The engineer who tracks what moves the world
Before most people had heard the phrase "autonomous vehicle," Alain Samaha was already building them - not for the highway, but for the harvest. Early in his career, he developed self-driving solutions for agricultural equipment, laying the circuitry for a career defined by machines that think, move, and report back.
That early chapter still explains a lot about how he operates today. At Teletrac Navman, the global telematics platform he has led since 2021, Samaha is not chasing the future - he has been building toward it since long before it was fashionable. His company's TN360 platform manages fleet operations for government agencies, logistics companies, construction firms, and retailers, stitching together GPS tracking, AI cameras, driver scorecards, and predictive maintenance into what he calls a single pane of glass.
The phrase is worth pausing on. Fleet operators have historically juggled five or six disconnected software systems - one for tracking, one for compliance, one for fuel, one for maintenance. Samaha's conviction is that this fragmentation costs more than money. It costs attention. "We don't want five systems where the customer works with five systems," he has said. "We want them to see everything in one single pane of glass." For anyone who has watched a fleet dispatcher's screen, that sentence lands with weight.
"We are now in the most evolved period of fleet management that has ever existed. Fleet operators of all sizes have, or are in the process of adopting advanced, AI-enabled technology to address the challenges associated with fleet efficiency, safety, and sustainability."- Alain Samaha, 2025
Samaha came to Teletrac Navman from Trimble, a global industrial technology company where he climbed from engineering to corporate strategy to President of the Utilities and Public Administration group. That trajectory - from code to P&L - is not accidental. His education traces the same arc: a mechanical engineering degree from the American University of Beirut, followed by a master's in aeronautical and astronautical engineering from Stanford, and an MBA from Haas at UC Berkeley. Three degrees across three continents, each one adding a layer to how he thinks about complex systems under real-world constraints.

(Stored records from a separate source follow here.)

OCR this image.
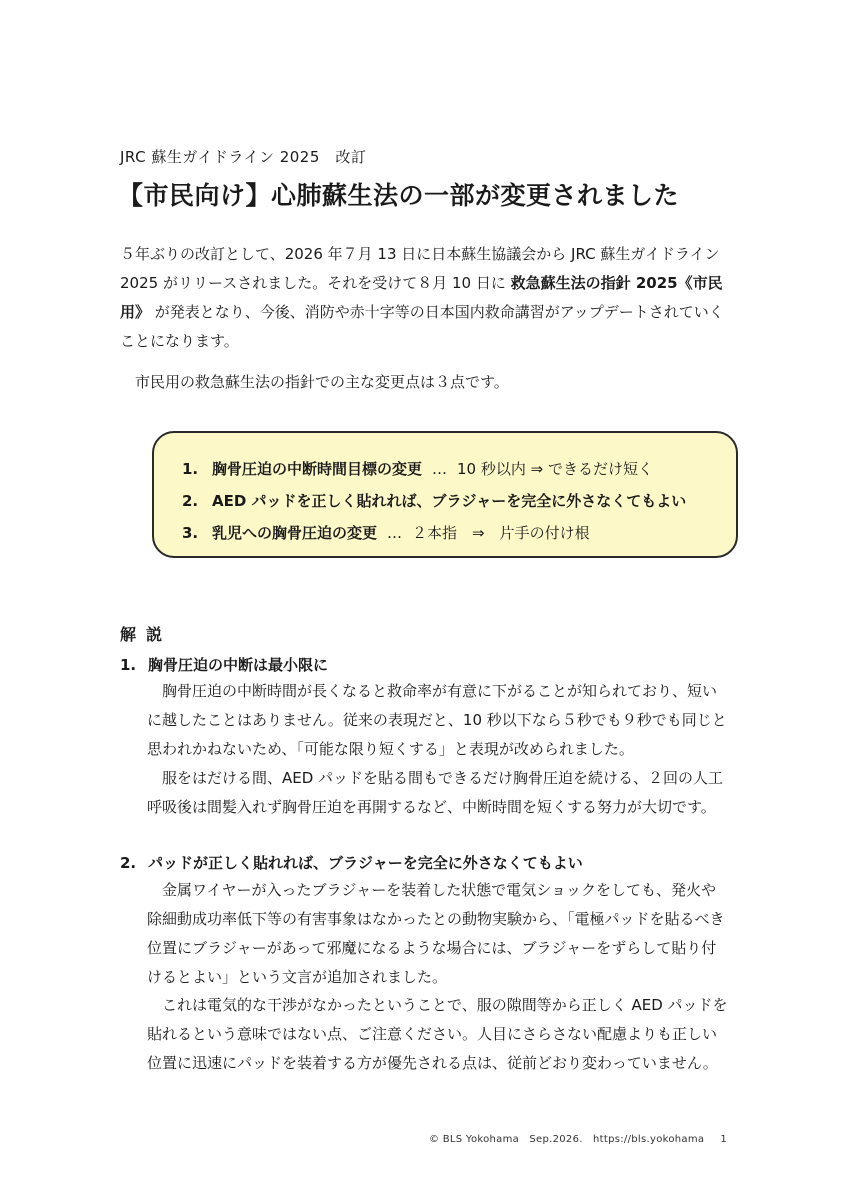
JRC 蘇生ガイドライン 2025　改訂
【市民向け】心肺蘇生法の一部が変更されました

５年ぶりの改訂として、2026 年７月 13 日に日本蘇生協議会から JRC 蘇生ガイドライン 2025 がリリースされました。それを受けて８月 10 日に 救急蘇生法の指針 2025《市民用》 が発表となり、今後、消防や赤十字等の日本国内救命講習がアップデートされていくことになります。

市民用の救急蘇生法の指針での主な変更点は３点です。

1. 胸骨圧迫の中断時間目標の変更 … 10 秒以内 ⇒ できるだけ短く
2. AED パッドを正しく貼れれば、ブラジャーを完全に外さなくてもよい
3. 乳児への胸骨圧迫の変更 … ２本指　⇒　片手の付け根
解説
1. 胸骨圧迫の中断は最小限に

胸骨圧迫の中断時間が長くなると救命率が有意に下がることが知られており、短いに越したことはありません。従来の表現だと、10 秒以下なら５秒でも９秒でも同じと思われかねないため、「可能な限り短くする」と表現が改められました。

服をはだける間、AED パッドを貼る間もできるだけ胸骨圧迫を続ける、２回の人工呼吸後は間髪入れず胸骨圧迫を再開するなど、中断時間を短くする努力が大切です。

2. パッドが正しく貼れれば、ブラジャーを完全に外さなくてもよい

金属ワイヤーが入ったブラジャーを装着した状態で電気ショックをしても、発火や除細動成功率低下等の有害事象はなかったとの動物実験から、「電極パッドを貼るべき位置にブラジャーがあって邪魔になるような場合には、ブラジャーをずらして貼り付けるとよい」という文言が追加されました。

これは電気的な干渉がなかったということで、服の隙間等から正しく AED パッドを貼れるという意味ではない点、ご注意ください。人目にさらさない配慮よりも正しい位置に迅速にパッドを装着する方が優先される点は、従前どおり変わっていません。

© BLS Yokohama　Sep.2026.　https://bls.yokohama 1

His current mandate stretches beyond fleet tracking. In 2023, Samaha took on the additional role of President of Alternative Energy & Sustainable Fleets at Vontier - Teletrac Navman's parent company - placing him at the intersection of two of the biggest transitions in industrial history: the digitization of fleet operations and the shift away from diesel. He leads Vontier's strategy for helping commercial fleets navigate the multi-fuel future, offering a long-range perspective that goes beyond EV hype to cover the full spectrum of hydrogen, compressed natural gas, and hybrid options.
The research his team publishes backs the ambition with data. A 2025 Teletrac Navman survey found that 80% of transportation leaders plan to go multi-fuel within five years. Another survey, also in 2025, found that 83% of fleets believe AI is the future of fleet safety - with applications ranging from real-time driver behavior monitoring to predictive accident prevention. These are not feel-good surveys. They are industry signals that Samaha uses to shape product roadmaps and go-to-market strategy simultaneously.
"Fleets are focusing on their own net-zero goals as a part of their corporate reputation and long-term commercial strategies, rather than just seeing it as a compliance checkbox."- Alain Samaha on fleet sustainability
Samaha lives in the San Francisco Bay Area with his wife and three daughters - geographically removed from the Illinois headquarters of Teletrac Navman, but ideally positioned to absorb the technology currents that eventually reshape every industry. His passion for autonomous vehicles, born on those early agricultural equipment projects, has found its fullest expression in a company that puts intelligence into every vehicle in a fleet, without requiring the vehicle to drive itself.
The 2025 AutoTech Breakthrough Award for Vehicle Telematics Solution of the Year - won by Teletrac Navman under his leadership - arrived as validation of a specific thesis: that the best fleet management isn't about hardware anymore. It is about the data the hardware generates, and the intelligence layered on top. Camera systems that flag distracted driving before an accident happens. Predictive maintenance that catches a brake failure before a driver discovers it at highway speed. Route optimization that reduces fuel consumption by learning from thousands of prior trips.
The consultancy service Teletrac Navman launched for multi-energy fleet transition reflects the same thinking at a different scale. Rather than selling electrification as a product, Samaha positioned it as a strategic advisory: helping fleet operators understand not just which vehicles to replace, but what infrastructure they need, what carbon reporting obligations they face, and how to fund the transition. It is the kind of offer that turns a software vendor into a strategic partner - which is precisely the category Samaha wants Teletrac Navman to occupy.
There is a particular kind of executive who treats industry research as a marketing tactic and another kind who treats it as a genuine accountability mechanism - a way of saying "here is what the market told us, here is what we are building toward, and we expect to be held to it." Samaha's track record of publishing hard numbers alongside strong claims about fleet technology's future suggests he belongs in the second category. In a sector where promises about AI and sustainability can easily outrun delivery, that distinction matters.